Paavo Järvi et Radu Lupu dans les coulisses de la Salle Pleyel. Photo : (c) Orchestre de Paris

Après une onctueuse introduction, l’Orchestre de Paris et Paavo Järvi ont tissé un beau velours à Radu Lupu, après que les cordes se soient échauffées dans le Langsamer Satz (Mouvement lent) pour quatuor à cordes d’Anton Webern arrangé sans génie par le chef américain Gerard Schwarz. En bis, Lupu a retrouvé son cher Robert Schumann, en donnant un virevoltant Oiseau prophète, septième des Waldszenen op. 82.

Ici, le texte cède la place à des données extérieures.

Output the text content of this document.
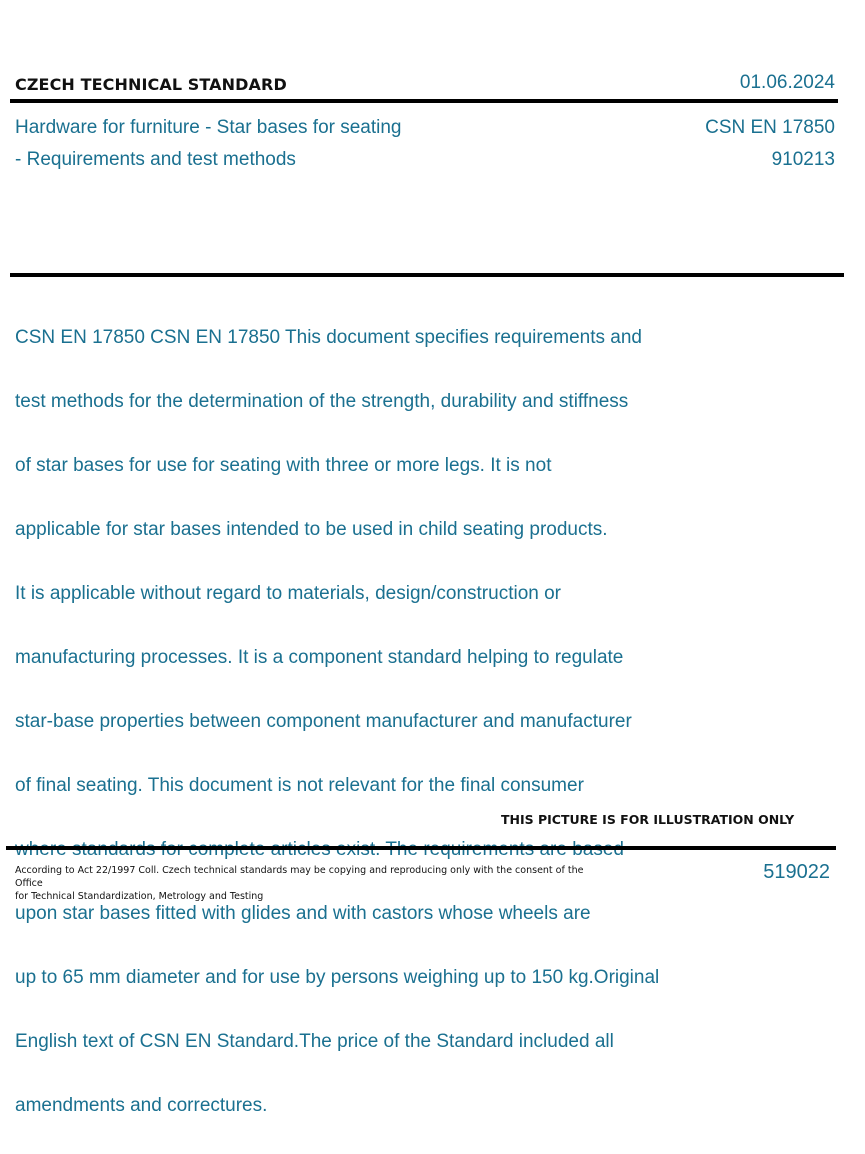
CZECH TECHNICAL STANDARD	01.06.2024
Hardware for furniture - Star bases for seating
- Requirements and test methods
CSN EN 17850
910213

CSN EN 17850 CSN EN 17850 This document specifies requirements and

test methods for the determination of the strength, durability and stiffness

of star bases for use for seating with three or more legs. It is not

applicable for star bases intended to be used in child seating products.

It is applicable without regard to materials, design/construction or

manufacturing processes. It is a component standard helping to regulate

star-base properties between component manufacturer and manufacturer

of final seating. This document is not relevant for the final consumer

upon star bases fitted with glides and with castors whose wheels are

up to 65 mm diameter and for use by persons weighing up to 150 kg.Original

English text of CSN EN Standard.The price of the Standard included all

amendments and correctures.

THIS PICTURE IS FOR ILLUSTRATION ONLY
According to Act 22/1997 Coll. Czech technical standards may be copying and reproducing only with the consent of the Office
for Technical Standardization, Metrology and Testing
519022
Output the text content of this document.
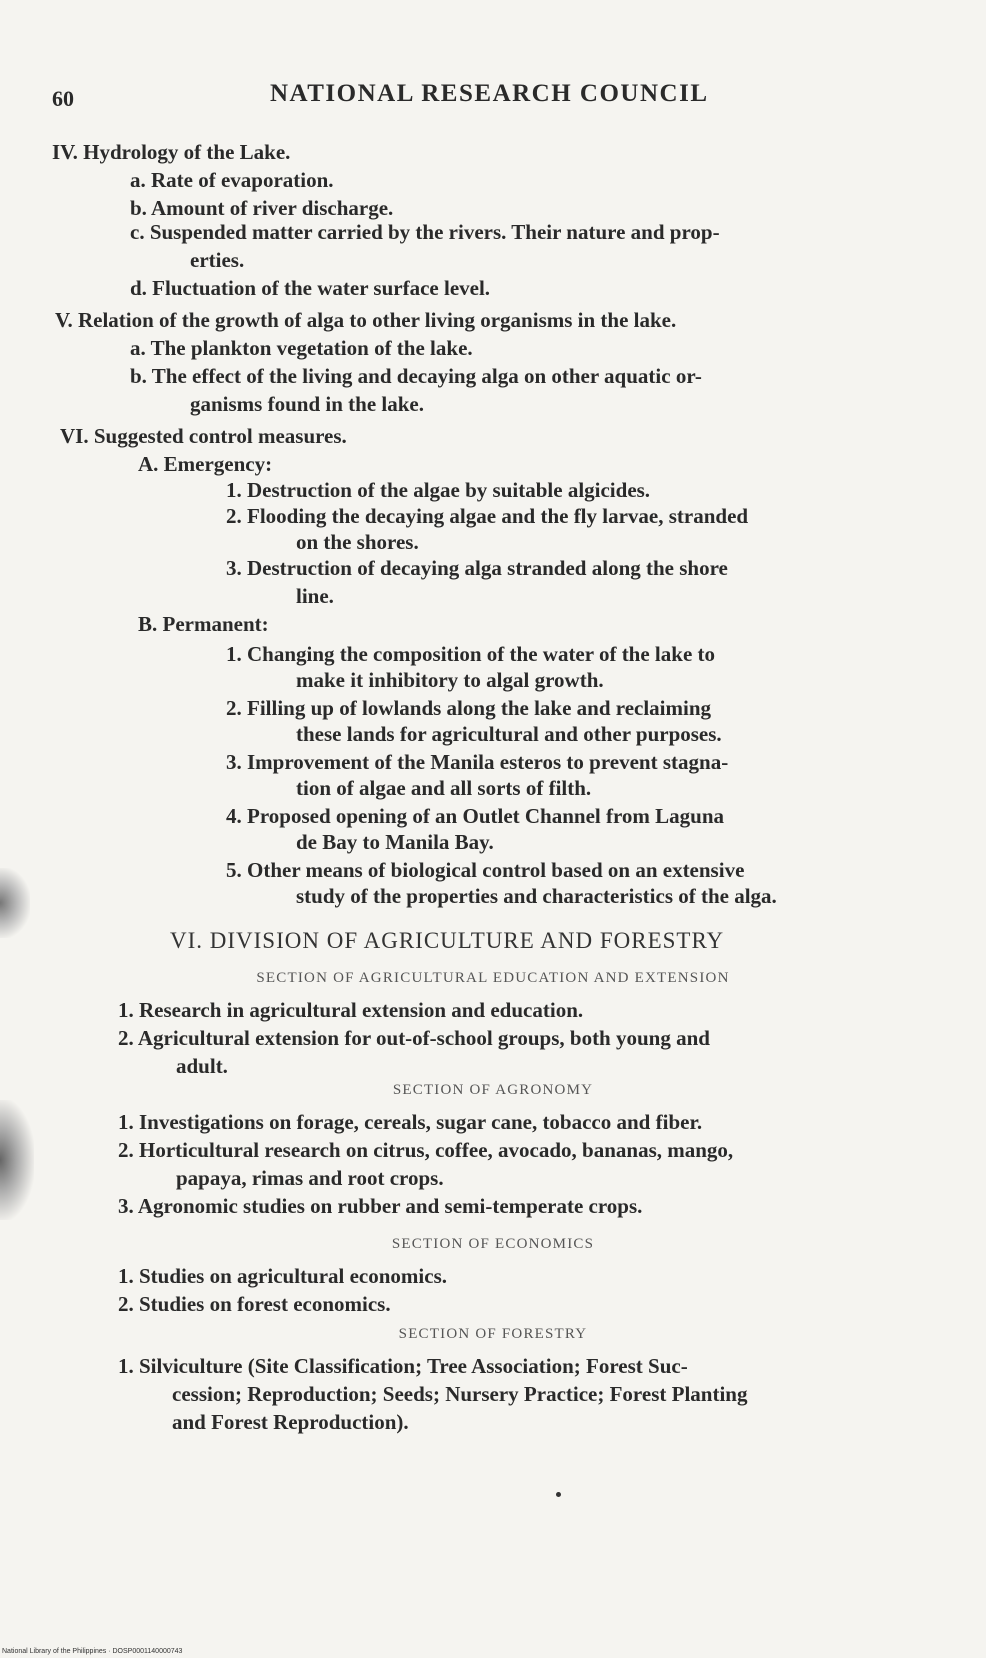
60	NATIONAL RESEARCH COUNCIL
IV. Hydrology of the Lake.
a. Rate of evaporation.
b. Amount of river discharge.
c. Suspended matter carried by the rivers. Their nature and prop-
erties.
d. Fluctuation of the water surface level.
V. Relation of the growth of alga to other living organisms in the lake.
a. The plankton vegetation of the lake.
b. The effect of the living and decaying alga on other aquatic or-
ganisms found in the lake.
VI. Suggested control measures.
A. Emergency:
1. Destruction of the algae by suitable algicides.
2. Flooding the decaying algae and the fly larvae, stranded
on the shores.
3. Destruction of decaying alga stranded along the shore
line.
B. Permanent:
1. Changing the composition of the water of the lake to
make it inhibitory to algal growth.
2. Filling up of lowlands along the lake and reclaiming
these lands for agricultural and other purposes.
3. Improvement of the Manila esteros to prevent stagna-
tion of algae and all sorts of filth.
4. Proposed opening of an Outlet Channel from Laguna
de Bay to Manila Bay.
5. Other means of biological control based on an extensive
study of the properties and characteristics of the alga.
VI. DIVISION OF AGRICULTURE AND FORESTRY
SECTION OF AGRICULTURAL EDUCATION AND EXTENSION
1. Research in agricultural extension and education.
2. Agricultural extension for out-of-school groups, both young and
adult.
SECTION OF AGRONOMY
1. Investigations on forage, cereals, sugar cane, tobacco and fiber.
2. Horticultural research on citrus, coffee, avocado, bananas, mango,
papaya, rimas and root crops.
3. Agronomic studies on rubber and semi-temperate crops.
SECTION OF ECONOMICS
1. Studies on agricultural economics.
2. Studies on forest economics.
SECTION OF FORESTRY
1. Silviculture (Site Classification; Tree Association; Forest Suc-
cession; Reproduction; Seeds; Nursery Practice; Forest Planting
and Forest Reproduction).
National Library of the Philippines · DOSP0001140000743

Gustav Mahler en 1906. Photo : DR

En seconde partie, Paavo Järvi a offert une Symphonie n° 4 en sol majeur (1899-1901) de Gustav Mahler fine, chatoyante, fort bien structurée, l’Orchestre de Paris exaltant des sonorités moelleuses et fruitées (un remarquable Roland Daugareil dans ses multiples solos que la partition lui réserve, notamment dans le deuxième mouvement où son jeu était bien dans l’esprit du violoneux voulu par Mahler, un brillant André Cazalet au cor solo, un infaillible Frédéric Mellardi à la trompette, un enthousiaste Giorgio Mandolesi au basson), dirigée avec un sens du détail d’une grande acuité au service de la globalité du discours. Comme s’il voulait goûter à satiété les qualités de la phalange dont il est le patron, Järvi a excessivement réfréné les tempi dans les deux mouvements initiaux, surtout dans le deuxième, qui atteint la même durée que le premier, au point que les deux associés ont dépassé la demi-heure, tandis que l’ensemble de la symphonie a dépassé l’heure au lieu des cinquante-quatre minutes prévues. En revanche, le Ruhevoll est apparu de toute beauté, expressif et objectif à la fois, là où tant de chefs se font empesés et larmoyants, ce qui n’a pas empêché l’angoisse et le trouble de poindre, tandis que les cuivres ont instauré un sentiment d’ivresse qui a saisi d’effroi. Le finale a la chaleur, la grâce et la sérénité du paradis chanté avec une simplicité par la mezzo-soprano suédoise Katija Dragojevic dont la voix est cependant apparue trop charnue pour une partie écrite pour une soprano au timbre désincarné.